“You can’t find returnees or deportees who can tell you their story,” says Abraham. “It’s like the dead who can never come back and tell about heaven.”
We are with Abraham, a high-spirited Eritrean refugee in his 20s, at a small Eritrean run NGO in Bologna.
Like many refugees, he departed Eritrea with limited knowledge of the journey which lay ahead of him. He left with the aim of getting to Khartoum, the major launch pad for refugees from the Horn of Africa heading to Europe via the Mediterranean. In Khartoum, Abraham, just like many others, would work to earn some money that would finance the journey.

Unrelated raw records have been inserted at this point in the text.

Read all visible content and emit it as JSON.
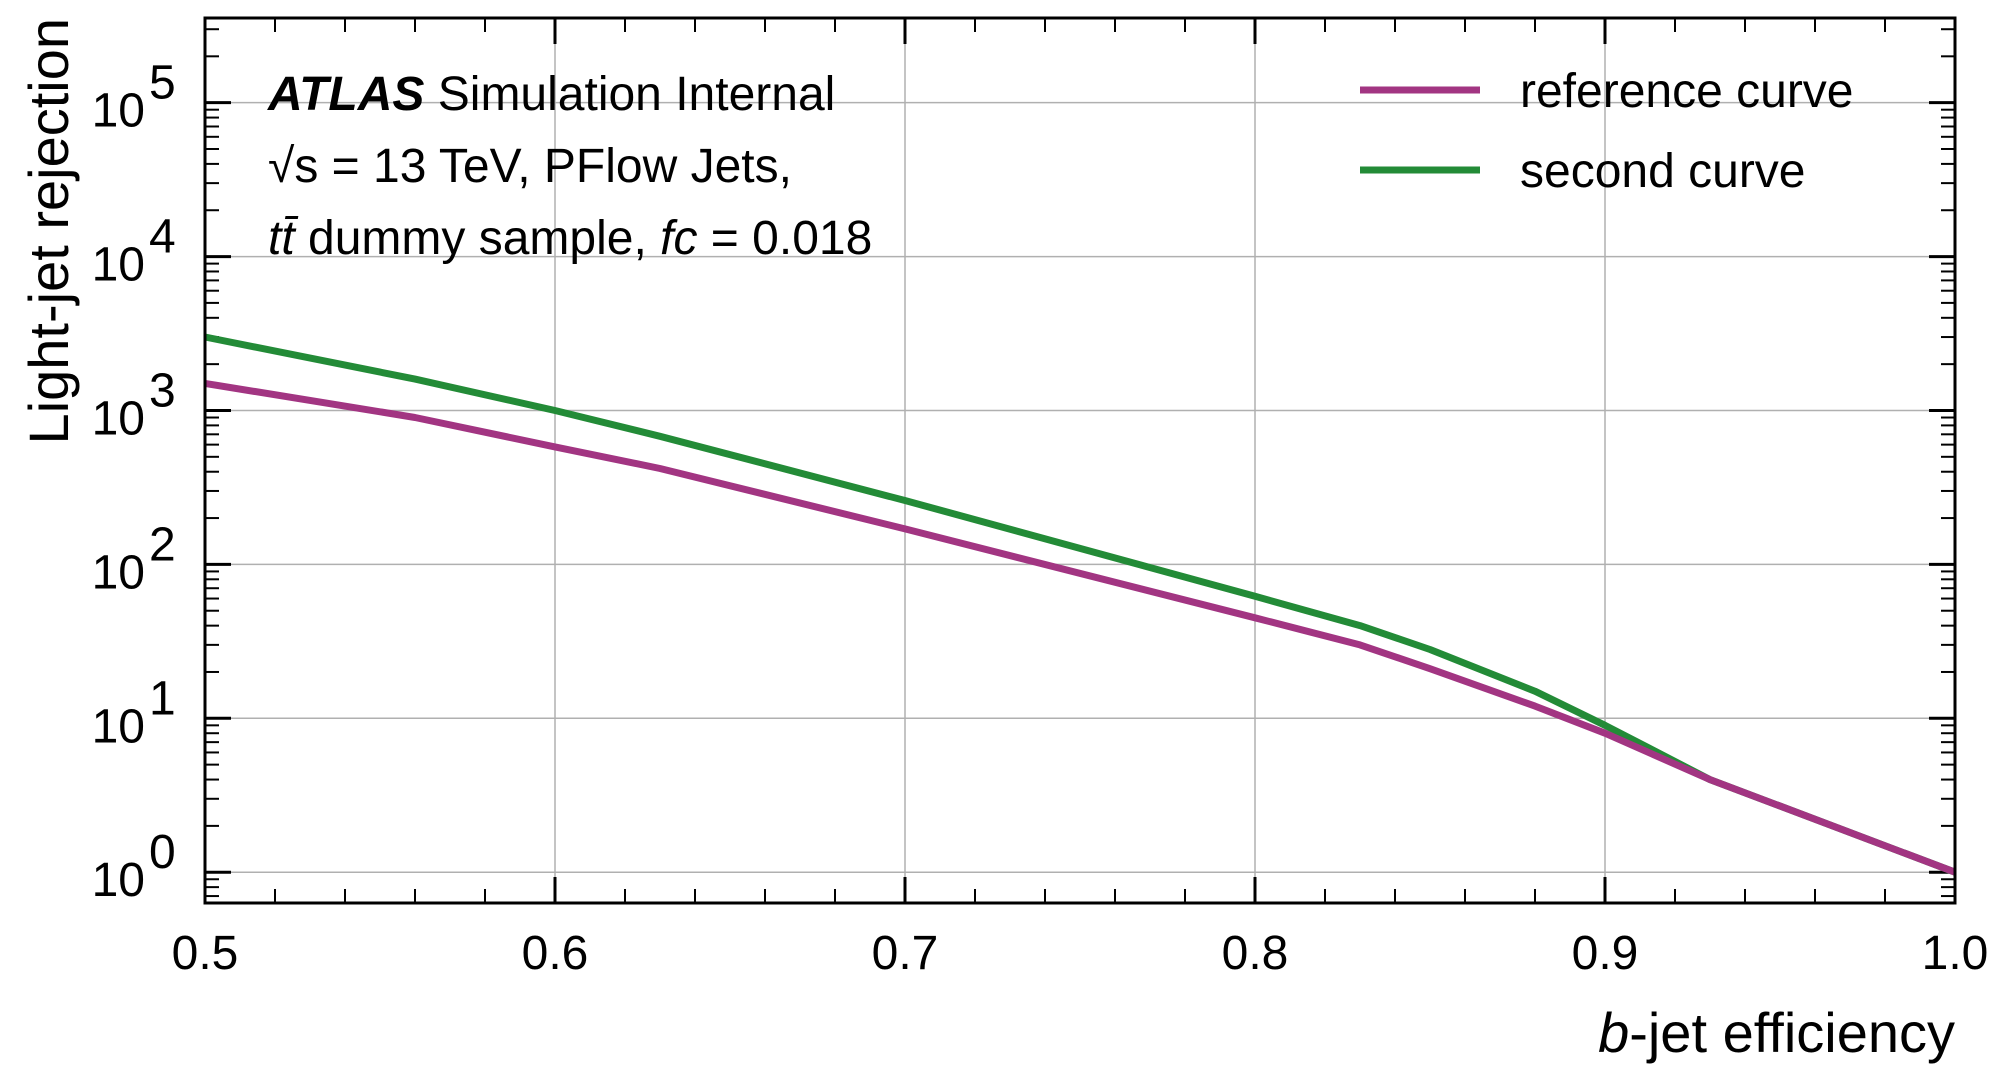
{
  "chart_data": {
    "type": "line",
    "title": "",
    "xlabel": "b-jet efficiency",
    "xlabel_italic_prefix": "b",
    "xlabel_rest": "-jet efficiency",
    "ylabel": "Light-jet rejection",
    "xlim": [
      0.5,
      1.0
    ],
    "ylim_log10": [
      -0.2,
      5.55
    ],
    "yscale": "log",
    "grid": true,
    "legend_position": "top-right",
    "x_ticks": [
      "0.5",
      "0.6",
      "0.7",
      "0.8",
      "0.9",
      "1.0"
    ],
    "y_ticks": [
      {
        "base": "10",
        "exp": "0"
      },
      {
        "base": "10",
        "exp": "1"
      },
      {
        "base": "10",
        "exp": "2"
      },
      {
        "base": "10",
        "exp": "3"
      },
      {
        "base": "10",
        "exp": "4"
      },
      {
        "base": "10",
        "exp": "5"
      }
    ],
    "series": [
      {
        "name": "reference curve",
        "color": "#a23582",
        "x": [
          0.5,
          0.56,
          0.6,
          0.63,
          0.7,
          0.8,
          0.83,
          0.85,
          0.88,
          0.9,
          0.93,
          1.0
        ],
        "y": [
          1500,
          900,
          580,
          420,
          170,
          45,
          30,
          21,
          12,
          8,
          4,
          1
        ]
      },
      {
        "name": "second curve",
        "color": "#238b37",
        "x": [
          0.5,
          0.56,
          0.6,
          0.63,
          0.7,
          0.8,
          0.83,
          0.85,
          0.88,
          0.9,
          0.93,
          1.0
        ],
        "y": [
          3000,
          1600,
          1000,
          680,
          260,
          62,
          40,
          28,
          15,
          9,
          4,
          1
        ]
      }
    ]
  },
  "annotation": {
    "atlas": "ATLAS",
    "atlas_suffix": " Simulation Internal",
    "line2": "√s = 13 TeV, PFlow Jets,",
    "line3_ttbar": "tt̄",
    "line3_mid": " dummy sample, ",
    "line3_fc": "fc",
    "line3_value": " = 0.018"
  }
}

While in Sudan, he heard of all the terrible things that befall those embarking for Europe via the Mediterranean. So he decided to try and make enough money to buy a passport in the black market which would subsequently enable him fly to Europe.
This, unfortunately, was not to be.
“My plan was to save money and leave Sudan in a safe way by plane,” says Abraham. “I was afraid of taking the Libyan route.” “But I was forced to change my plans… because my brother came from Eritrea,” he explains.
Watch Abraham recount his journey from Eritrea:
“I had imagined the desert would be difficult to some extent,” says Abraham. “But I never thought it would be that challenging.”
Packed into overcrowded pick-up trucks, Abraham, together with many others, was transported across the Sahara desert in Sudan and Libya.
“Throughout the journey we would fall off the trucks and have to run to catch up with them,” he remembers.
After seven days of driving, the Sudanese smugglers handed them over to the Libyans and that’s when all the suffering started.
“Once in Libya, one has to come to Europe,” says Abraham. “There is no other choice.”